Dormouse's claim to have a 33% success rate at auditions doesn't ring true, unless he/she has only done around 3 auditions. An actual success rate, even for professionals with active careers, is more like 10% at most. However, here's something you won't often read in any book on auditioning:
Much as I hate to end an article on a downer, there are few jobs where you are weighed in the balance and found wanting in such a way on a daily basis. I have had my physical attributes and shortcomings in relation to a role discussed in front of me as though I wasn't even there. And I'm far from unique in that. You will be rejected several times a month in some small way by your chosen profession. Make sure you have a solid support network - whether that's friends and family, or musical mentors who believe in you. You need it, or you'll suffer.

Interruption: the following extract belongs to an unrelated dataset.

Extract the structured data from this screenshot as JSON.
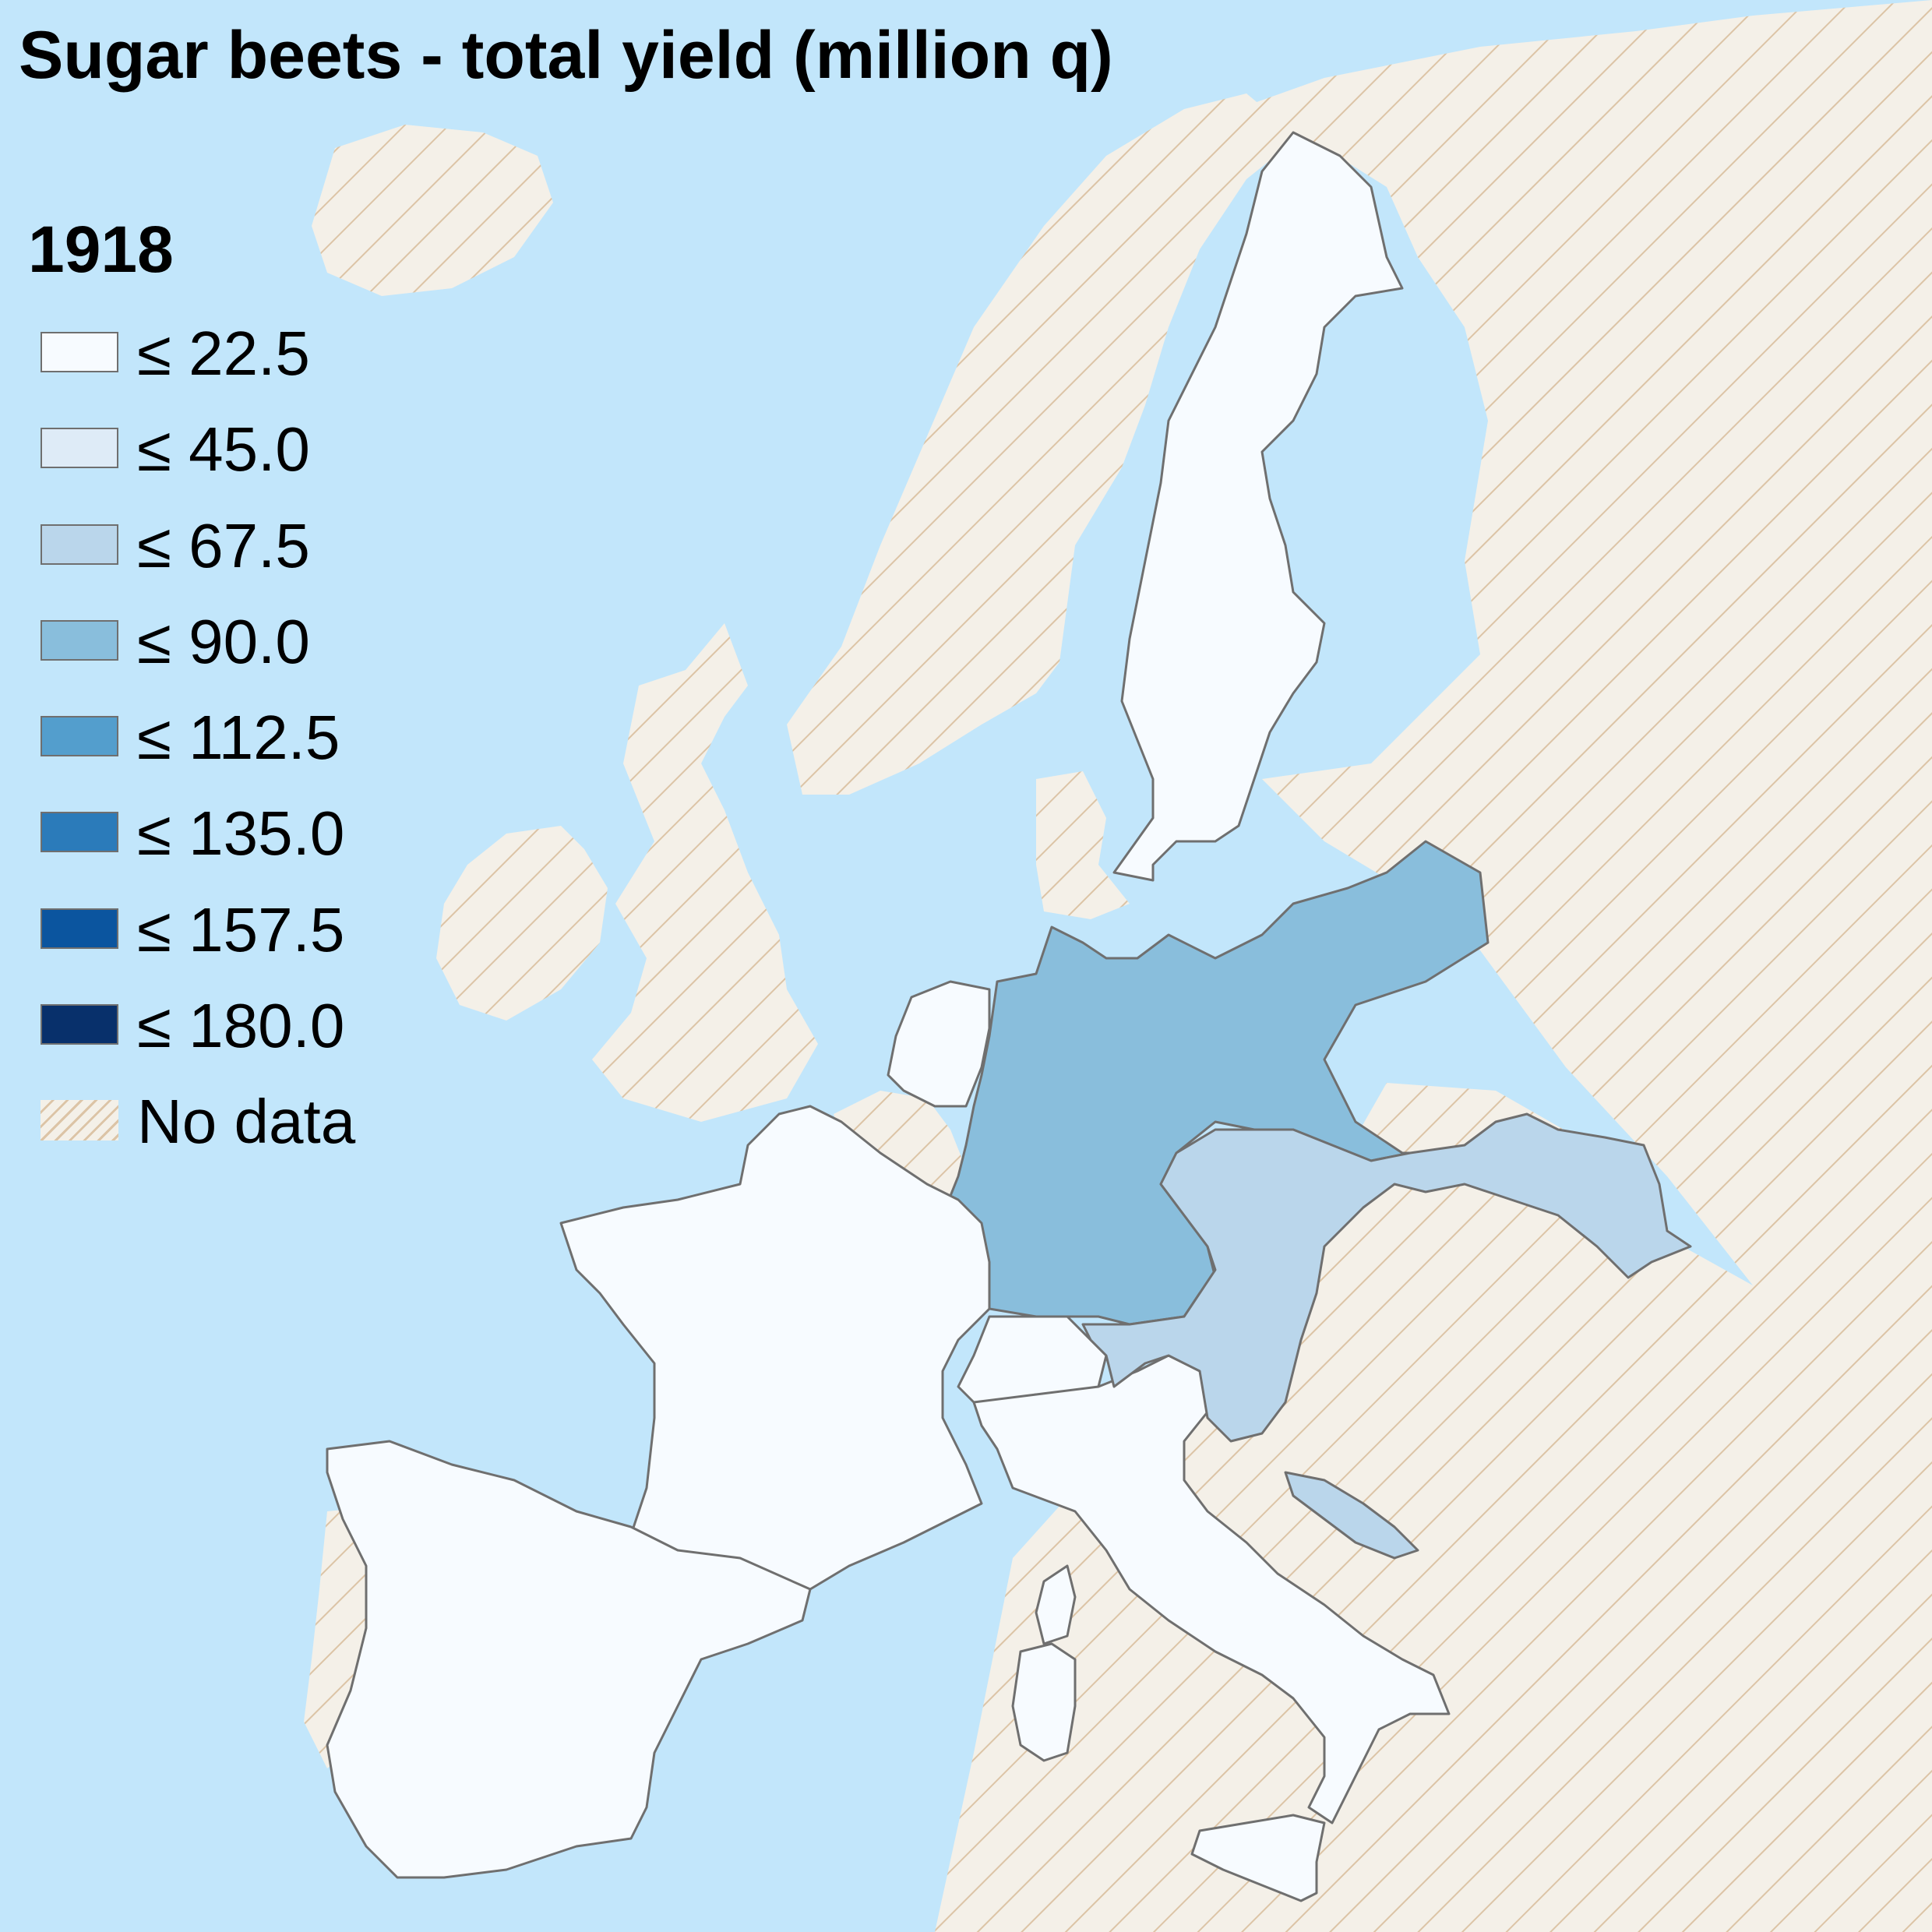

Which gets to a few things I've noticed from playing nearly thirteen years of professional auditions.
It's not about always about how well you sing. Directors' reasons for not hiring a singer can span every color of the rainbow--too big a voice, too small, too fat, too thin, too bright a voice, too dark, too young, too old, too North American, too European, too this, too that...the list goes on. I've known singers with major careers that have never got work from auditions. I've also played for singers that showed up late, dressed inappropriately, flubbed their high notes, forgot words, and still got the job because they either managed to pull off the aria or just seemed appropriate for the role. One of the most frustrating things I've had to tell singers is that it's not about the best singer "winning" the audition, but about the most appropriate singer being hired for a specific engagement.
The best way to get hired as a musician, period, is to be known as a respected and worthwhile colleague both in rehearsal and performance and then to proceed to get hired, whether via audition or not, by more people and organizations through your professional network. But then again, getting your foot in the door in the first place is the problem.